European equities stumble on profit-taking
Europe's main stock markets stumbled on Thursday as investors took profits and digested economic data including a larger-than-expected eurozone trade deficit, dealers said.
In late morning European trade, London's benchmark FTSE 100 index gained just 0.08 percent to 5,649.25 points, while the Paris CAC 40 fell 0.17 percent to 3,951.38 points and Frankfurt's DAX 30 eased 0.02 percent to 6,023.02.
The Stoxx 50 index of top eurozone shares decreased by 0.34 percent to 2,921.33 points.
In foreign exchange trade, the euro sank under 1.37 dollars on stubborn worries over the Greek debt crisis after the nation warned again that it could appeal for aid to the International Monetary Fund.
"It appears that an element of profit taking has overcome investors this morning as the previously buoyant mining and bank sectors find themselves raided," said analyst Anthony Grech at financial betting firm IG Index.

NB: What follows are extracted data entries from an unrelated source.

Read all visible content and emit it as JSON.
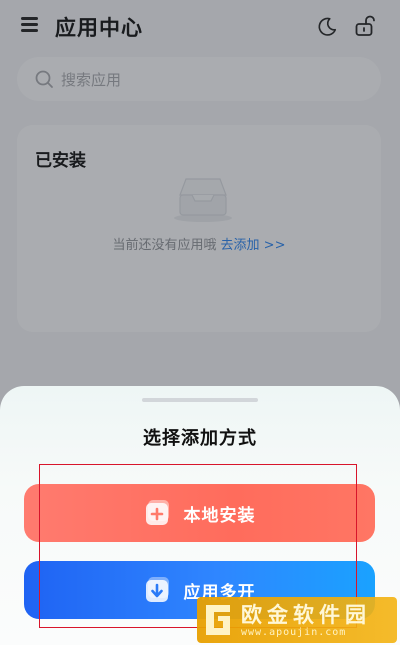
{
  "header": {
    "title": "应用中心",
    "icons": [
      "menu-icon",
      "moon-icon",
      "unlock-icon"
    ]
  },
  "search": {
    "placeholder": "搜索应用",
    "icon": "search-icon"
  },
  "installed": {
    "title": "已安装",
    "empty_text": "当前还没有应用哦",
    "add_link": "去添加 >>",
    "icon": "empty-tray-icon"
  },
  "sheet": {
    "title": "选择添加方式",
    "options": [
      {
        "label": "本地安装",
        "icon": "plus-icon",
        "color": "#ff6f60"
      },
      {
        "label": "应用多开",
        "icon": "download-icon",
        "color": "#2a74ff"
      }
    ]
  },
  "watermark": {
    "text": "欧金软件园",
    "url": "www.apoujin.com"
  },
  "colors": {
    "accent_link": "#2a84f0",
    "highlight": "#d8152b"
  }
}
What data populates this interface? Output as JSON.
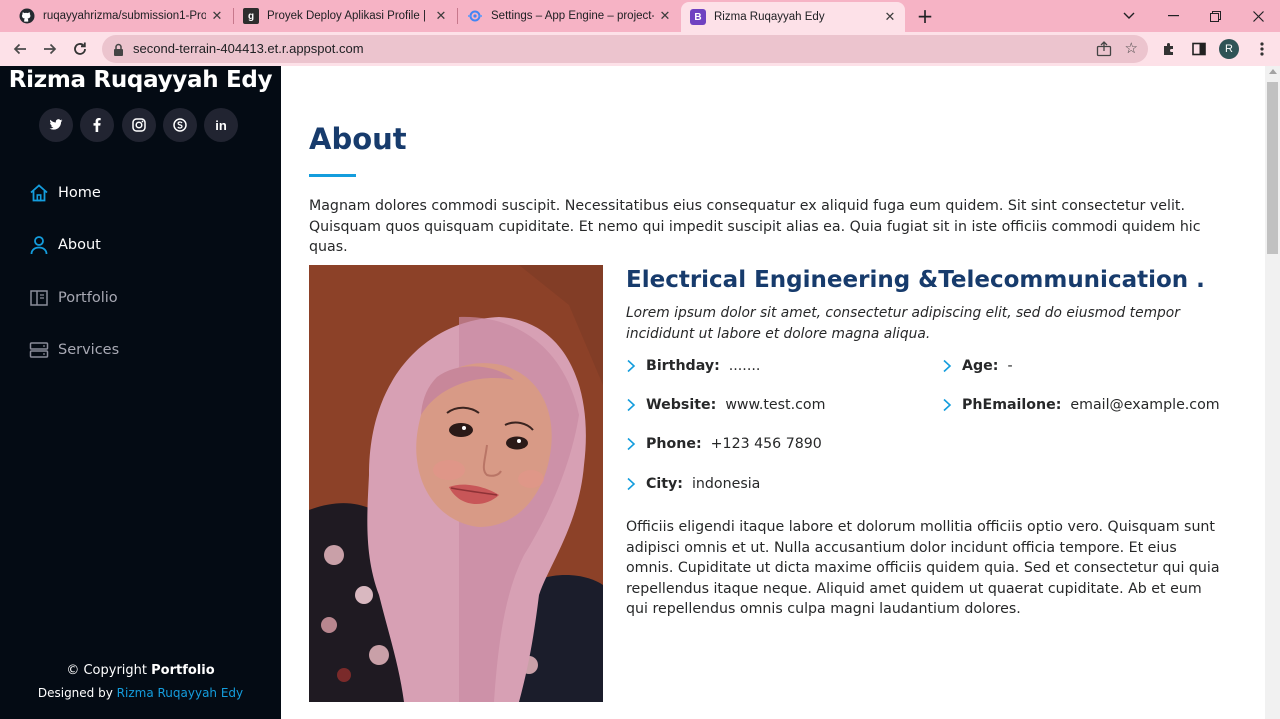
{
  "browser": {
    "tabs": [
      {
        "title": "ruqayyahrizma/submission1-Pro",
        "icon": "github-icon"
      },
      {
        "title": "Proyek Deploy Aplikasi Profile | ",
        "icon": "g-icon"
      },
      {
        "title": "Settings – App Engine – project-",
        "icon": "app-engine-icon"
      },
      {
        "title": "Rizma Ruqayyah Edy",
        "icon": "bootstrap-icon",
        "active": true
      }
    ],
    "url": "second-terrain-404413.et.r.appspot.com",
    "avatar_letter": "R"
  },
  "sidebar": {
    "site_name": "Rizma Ruqayyah Edy",
    "social": [
      "twitter-icon",
      "facebook-icon",
      "instagram-icon",
      "skype-icon",
      "linkedin-icon"
    ],
    "nav": [
      {
        "label": "Home",
        "icon": "home-icon"
      },
      {
        "label": "About",
        "icon": "user-icon"
      },
      {
        "label": "Portfolio",
        "icon": "book-icon"
      },
      {
        "label": "Services",
        "icon": "server-icon"
      }
    ],
    "copyright_prefix": "© Copyright",
    "copyright_name": "Portfolio",
    "credits_prefix": "Designed by",
    "credits_link": "Rizma Ruqayyah Edy"
  },
  "about": {
    "title": "About",
    "intro": "Magnam dolores commodi suscipit. Necessitatibus eius consequatur ex aliquid fuga eum quidem. Sit sint consectetur velit. Quisquam quos quisquam cupiditate. Et nemo qui impedit suscipit alias ea. Quia fugiat sit in iste officiis commodi quidem hic quas.",
    "heading": "Electrical Engineering &Telecommunication .",
    "lead": "Lorem ipsum dolor sit amet, consectetur adipiscing elit, sed do eiusmod tempor incididunt ut labore et dolore magna aliqua.",
    "info": [
      {
        "label": "Birthday:",
        "value": "......."
      },
      {
        "label": "Age:",
        "value": "-"
      },
      {
        "label": "Website:",
        "value": "www.test.com"
      },
      {
        "label": "PhEmailone:",
        "value": "email@example.com"
      },
      {
        "label": "Phone:",
        "value": "+123 456 7890"
      },
      {
        "label": "City:",
        "value": "indonesia"
      }
    ],
    "outro": "Officiis eligendi itaque labore et dolorum mollitia officiis optio vero. Quisquam sunt adipisci omnis et ut. Nulla accusantium dolor incidunt officia tempore. Et eius omnis. Cupiditate ut dicta maxime officiis quidem quia. Sed et consectetur qui quia repellendus itaque neque. Aliquid amet quidem ut quaerat cupiditate. Ab et eum qui repellendus omnis culpa magni laudantium dolores."
  },
  "colors": {
    "sidebar_bg": "#040b14",
    "accent": "#149ddd",
    "heading": "#173b6c",
    "tabstrip": "#f6b3c5",
    "toolbar": "#fde1e8"
  }
}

Meanwhile, traders absorbed official data showing that the eurozone flipped back into a trade deficit of 8.9 billion euros (12.1 billion dollars) in January, after posting a 4.1-billion-euro surplus in December.

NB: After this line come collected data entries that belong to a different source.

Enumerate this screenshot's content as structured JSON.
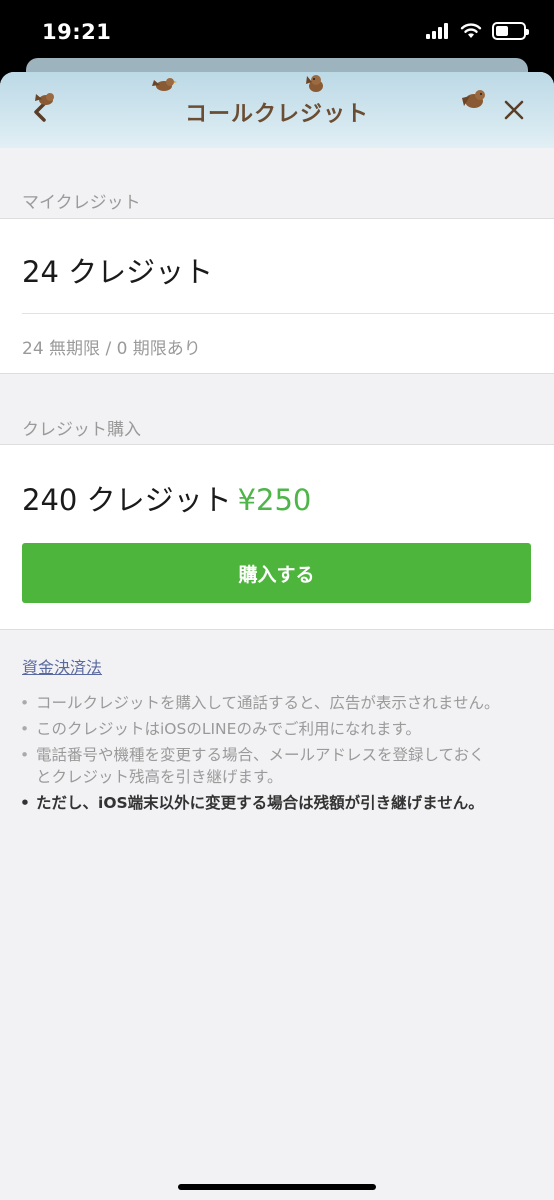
{
  "status_bar": {
    "time": "19:21",
    "battery_level": 0.45
  },
  "header": {
    "title": "コールクレジット"
  },
  "my_credit": {
    "section_label": "マイクレジット",
    "amount": "24 クレジット",
    "detail": "24 無期限 / 0 期限あり"
  },
  "purchase": {
    "section_label": "クレジット購入",
    "credit": "240 クレジット",
    "price": "¥250",
    "button_label": "購入する"
  },
  "info": {
    "law_link": "資金決済法",
    "notes": [
      "コールクレジットを購入して通話すると、広告が表示されません。",
      "このクレジットはiOSのLINEのみでご利用になれます。",
      "電話番号や機種を変更する場合、メールアドレスを登録しておくとクレジット残高を引き継げます。",
      "ただし、iOS端末以外に変更する場合は残額が引き継げません。"
    ]
  },
  "colors": {
    "accent_green": "#4eb53c",
    "title_brown": "#6b4d33",
    "link": "#5a6a9e"
  }
}
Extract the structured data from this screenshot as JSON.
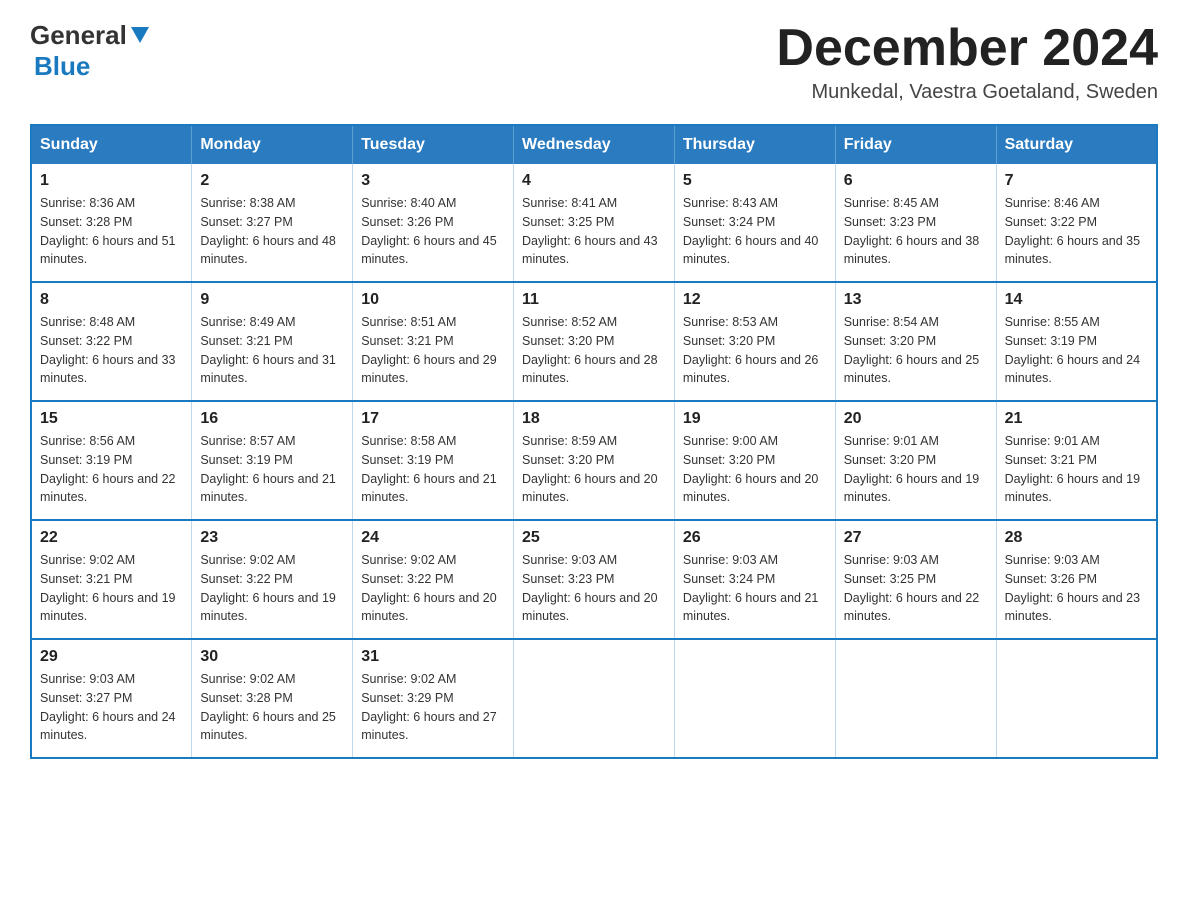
{
  "header": {
    "logo_general": "General",
    "logo_blue": "Blue",
    "month_title": "December 2024",
    "location": "Munkedal, Vaestra Goetaland, Sweden"
  },
  "days_of_week": [
    "Sunday",
    "Monday",
    "Tuesday",
    "Wednesday",
    "Thursday",
    "Friday",
    "Saturday"
  ],
  "weeks": [
    [
      {
        "day": "1",
        "sunrise": "Sunrise: 8:36 AM",
        "sunset": "Sunset: 3:28 PM",
        "daylight": "Daylight: 6 hours and 51 minutes."
      },
      {
        "day": "2",
        "sunrise": "Sunrise: 8:38 AM",
        "sunset": "Sunset: 3:27 PM",
        "daylight": "Daylight: 6 hours and 48 minutes."
      },
      {
        "day": "3",
        "sunrise": "Sunrise: 8:40 AM",
        "sunset": "Sunset: 3:26 PM",
        "daylight": "Daylight: 6 hours and 45 minutes."
      },
      {
        "day": "4",
        "sunrise": "Sunrise: 8:41 AM",
        "sunset": "Sunset: 3:25 PM",
        "daylight": "Daylight: 6 hours and 43 minutes."
      },
      {
        "day": "5",
        "sunrise": "Sunrise: 8:43 AM",
        "sunset": "Sunset: 3:24 PM",
        "daylight": "Daylight: 6 hours and 40 minutes."
      },
      {
        "day": "6",
        "sunrise": "Sunrise: 8:45 AM",
        "sunset": "Sunset: 3:23 PM",
        "daylight": "Daylight: 6 hours and 38 minutes."
      },
      {
        "day": "7",
        "sunrise": "Sunrise: 8:46 AM",
        "sunset": "Sunset: 3:22 PM",
        "daylight": "Daylight: 6 hours and 35 minutes."
      }
    ],
    [
      {
        "day": "8",
        "sunrise": "Sunrise: 8:48 AM",
        "sunset": "Sunset: 3:22 PM",
        "daylight": "Daylight: 6 hours and 33 minutes."
      },
      {
        "day": "9",
        "sunrise": "Sunrise: 8:49 AM",
        "sunset": "Sunset: 3:21 PM",
        "daylight": "Daylight: 6 hours and 31 minutes."
      },
      {
        "day": "10",
        "sunrise": "Sunrise: 8:51 AM",
        "sunset": "Sunset: 3:21 PM",
        "daylight": "Daylight: 6 hours and 29 minutes."
      },
      {
        "day": "11",
        "sunrise": "Sunrise: 8:52 AM",
        "sunset": "Sunset: 3:20 PM",
        "daylight": "Daylight: 6 hours and 28 minutes."
      },
      {
        "day": "12",
        "sunrise": "Sunrise: 8:53 AM",
        "sunset": "Sunset: 3:20 PM",
        "daylight": "Daylight: 6 hours and 26 minutes."
      },
      {
        "day": "13",
        "sunrise": "Sunrise: 8:54 AM",
        "sunset": "Sunset: 3:20 PM",
        "daylight": "Daylight: 6 hours and 25 minutes."
      },
      {
        "day": "14",
        "sunrise": "Sunrise: 8:55 AM",
        "sunset": "Sunset: 3:19 PM",
        "daylight": "Daylight: 6 hours and 24 minutes."
      }
    ],
    [
      {
        "day": "15",
        "sunrise": "Sunrise: 8:56 AM",
        "sunset": "Sunset: 3:19 PM",
        "daylight": "Daylight: 6 hours and 22 minutes."
      },
      {
        "day": "16",
        "sunrise": "Sunrise: 8:57 AM",
        "sunset": "Sunset: 3:19 PM",
        "daylight": "Daylight: 6 hours and 21 minutes."
      },
      {
        "day": "17",
        "sunrise": "Sunrise: 8:58 AM",
        "sunset": "Sunset: 3:19 PM",
        "daylight": "Daylight: 6 hours and 21 minutes."
      },
      {
        "day": "18",
        "sunrise": "Sunrise: 8:59 AM",
        "sunset": "Sunset: 3:20 PM",
        "daylight": "Daylight: 6 hours and 20 minutes."
      },
      {
        "day": "19",
        "sunrise": "Sunrise: 9:00 AM",
        "sunset": "Sunset: 3:20 PM",
        "daylight": "Daylight: 6 hours and 20 minutes."
      },
      {
        "day": "20",
        "sunrise": "Sunrise: 9:01 AM",
        "sunset": "Sunset: 3:20 PM",
        "daylight": "Daylight: 6 hours and 19 minutes."
      },
      {
        "day": "21",
        "sunrise": "Sunrise: 9:01 AM",
        "sunset": "Sunset: 3:21 PM",
        "daylight": "Daylight: 6 hours and 19 minutes."
      }
    ],
    [
      {
        "day": "22",
        "sunrise": "Sunrise: 9:02 AM",
        "sunset": "Sunset: 3:21 PM",
        "daylight": "Daylight: 6 hours and 19 minutes."
      },
      {
        "day": "23",
        "sunrise": "Sunrise: 9:02 AM",
        "sunset": "Sunset: 3:22 PM",
        "daylight": "Daylight: 6 hours and 19 minutes."
      },
      {
        "day": "24",
        "sunrise": "Sunrise: 9:02 AM",
        "sunset": "Sunset: 3:22 PM",
        "daylight": "Daylight: 6 hours and 20 minutes."
      },
      {
        "day": "25",
        "sunrise": "Sunrise: 9:03 AM",
        "sunset": "Sunset: 3:23 PM",
        "daylight": "Daylight: 6 hours and 20 minutes."
      },
      {
        "day": "26",
        "sunrise": "Sunrise: 9:03 AM",
        "sunset": "Sunset: 3:24 PM",
        "daylight": "Daylight: 6 hours and 21 minutes."
      },
      {
        "day": "27",
        "sunrise": "Sunrise: 9:03 AM",
        "sunset": "Sunset: 3:25 PM",
        "daylight": "Daylight: 6 hours and 22 minutes."
      },
      {
        "day": "28",
        "sunrise": "Sunrise: 9:03 AM",
        "sunset": "Sunset: 3:26 PM",
        "daylight": "Daylight: 6 hours and 23 minutes."
      }
    ],
    [
      {
        "day": "29",
        "sunrise": "Sunrise: 9:03 AM",
        "sunset": "Sunset: 3:27 PM",
        "daylight": "Daylight: 6 hours and 24 minutes."
      },
      {
        "day": "30",
        "sunrise": "Sunrise: 9:02 AM",
        "sunset": "Sunset: 3:28 PM",
        "daylight": "Daylight: 6 hours and 25 minutes."
      },
      {
        "day": "31",
        "sunrise": "Sunrise: 9:02 AM",
        "sunset": "Sunset: 3:29 PM",
        "daylight": "Daylight: 6 hours and 27 minutes."
      },
      null,
      null,
      null,
      null
    ]
  ]
}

The economy of the 16 nations that share the under-pressure euro currency posted a surplus of 22.3 billion euros for the whole of 2009, reversing a record deficit in 2008. January last year also began with a deficit, of 12.1 billion euros.
The Eurostat figures, a first estimate, also showed that the full, 27-nation European Union had a trade deficit of 22.5 billion euros, after a 2.5-billion-euro deficit in December.
Elsewhere, Asian shares also succumbed to profit-taking on Thursday as dealers moved to cash in on the previous day's gains after the Japanese and US central banks held interest rates at record lows.
Hopes for an economic recovery lifted regional indexes on Wednesday after the Bank of Japan (BoJ) said it would keep rates at near zero and would double a loan facility available to other banks in order to increase credit.
That announcement came after the US Federal Reserve pledged to keep its lending rate at rock-bottom "for an extended period" in light of tame inflation and high unemployment in a bid to help a fragile recovery from recession.
However, with little else to drive buying on Thursday investors chose to sell up, fearing the market was overpriced.
Tokyo's Nikkei dropped 0.95 percent to 10,744.03 points and Hong Kong lost 0.25 percent to 21,220.67.
Shanghai ended 0.14 percent lower, with concerns that Beijing will tighten credit also weighing on sentiment.
In New York on Wednesday, Wall Street posted modest gains Wednesday after a tame inflation report eased fears of interest rate hikes a day after the Federal Reserve issued a slightly better economic outlook.
The Dow Jones Industrial Average climbed 0.45 percent to 10,733.67, marking a seven-session winning streak that took the blue-chip index to a more than 17-month high.
US producer prices fell unexpectedly sharply in February, snapping a four-month increase, with the decline led by falling prices of energy-linked goods, the Labor Department said.